Ainda que todos dividam a espécie, ser humano não é garantia de identificação geral. Ser humano não é suficiente. A nossa empatia é seletiva e de nada tem a ver com o entendimento racional. Não se sensibilizar com alguém não significa não compreender a situação de alguém. Terry Eagleton, em uma obra chamada A Ideia de Cultura, disse:
“Não é cessando de ser eu mesmo que compreendo você, pois nesse caso não haveria ninguém para efetuar essa compreensão. E sua compreensão de mim não é uma questão de reduplicar em você mesmo o que eu estou sentindo, uma suposição que poderia muito bem levantar questões espinhosas sobre como você consegue ultrapassar a barreira ontológica entre nós dois. Acreditar nisso é presumir que estou em perfeita posse de minha própria experiência, sou luminosamente transparente para mim mesmo, e o único problema é como poderia você ter acesso a essa autotransparência. Mas eu não estou, de fato, em plena posse de minha própria experiência; posso, às vezes, estar bastante enganado acerca do que estou sentindo, quanto mais pensando; você pode muitas vezes compreender-me melhor do que eu mesmo; e a forma pela qual você me compreende é em muito a forma como compreendo a mim mesmo. Compreender não é uma forma de empatia.”¹ (EAGLETON, 2011, p. 74-75)

A peça Trilogia: Quarto, Saída, Elevador, dirigida por Humberto Gomes, faz suscitar uma pergunta bastante difícil de ser respondida: “O que, exatamente, faz com que eu me identifique com outro alguém?” (no caso, ainda, um “alguém ficcional”, cuja presença é performada).
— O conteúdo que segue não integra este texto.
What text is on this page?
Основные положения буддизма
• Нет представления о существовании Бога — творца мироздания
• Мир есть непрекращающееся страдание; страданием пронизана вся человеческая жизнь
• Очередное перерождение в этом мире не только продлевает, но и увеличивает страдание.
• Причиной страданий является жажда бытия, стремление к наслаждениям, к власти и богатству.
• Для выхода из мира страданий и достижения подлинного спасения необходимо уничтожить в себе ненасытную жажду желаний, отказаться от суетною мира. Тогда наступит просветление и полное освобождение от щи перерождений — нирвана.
As cenas parecem esbarrar no contraste existente entre o entendimento e a empatia. Não há dificuldade em entender o que acontece ali, mas se torna difícil permanecer solidário com aquelas figuras.
A trilogia, que me parece ser entendida enquanto a encenação de três textos entrecortados, pretende reverenciar “as relações humanas em seu dia-a-dia, expondo os indivíduos e as suas fragilidades”. Para isso, os textos de Airen Wormhoudt, Humberto Gomes e Roberto Freire criam embates sempre entre duas figuras, diferentes entre si, unidas por uma ocasião desconfortável.
O que se vê, supostamente, são situações que se iniciam de formas inesperadas, se desenvolvem com algum nível de tensão, têm um clímax e se encerram de modo ainda mais surpreendente do que quando começaram.
As cenas parecem esbarrar no contraste existente entre o entendimento e a empatia. Não há dificuldades em entender o que acontece ali, mas se torna difícil permanecer solidário com aquelas figuras. Isso, talvez, porque o ambiente de ficção criado resulta em uma constante perda de efeito. Não há continuidade e, depois um tempo, nada parece ser tão surpreendente assim. Os textos, reconhecíveis em todos os seus detalhes, parecem uma porção de lugares-já-visitados. O drama, o conflito, a principal questão, é, antes de tudo, algo a ser dito e, diferente do que se espera, bem pouco a ser vivido.
A trilogia sustenta-se em contínuos blecautes. O jogo é apagar e acender a luz. As “três peças” são unidas apenas pela temática e pela divisão do espaço. A aparente importância que o espaço físico e que a arquitetura têm no projeto, aliás, se perde em uma utilização pouco radical. A forma de usar a casa Hoffmann, apresentada como “alternativa”, tenciona apenas poucas potencialidades do espaço, antes já exercitada pela companhia, em outros locais de apresentação (parte do que foi essa peça, em anos anteriores foi apresentada dentro de um elevador e em uma escada de emergência).
SERVIÇO | Trilogia: Quarto, Saída, Elevador
Onde: Casa Hoffmann – Centro de Estudos do Movimento – R. Claudino dos Santos, 58 – São Francisco;
Quando: De 20 a 24 de abril, às 18h e 20h;
Quanto: Entrada franca
¹ EAGLETON, Terry. A ideia de cultura. São Paulo: Editora Unesp, 2011.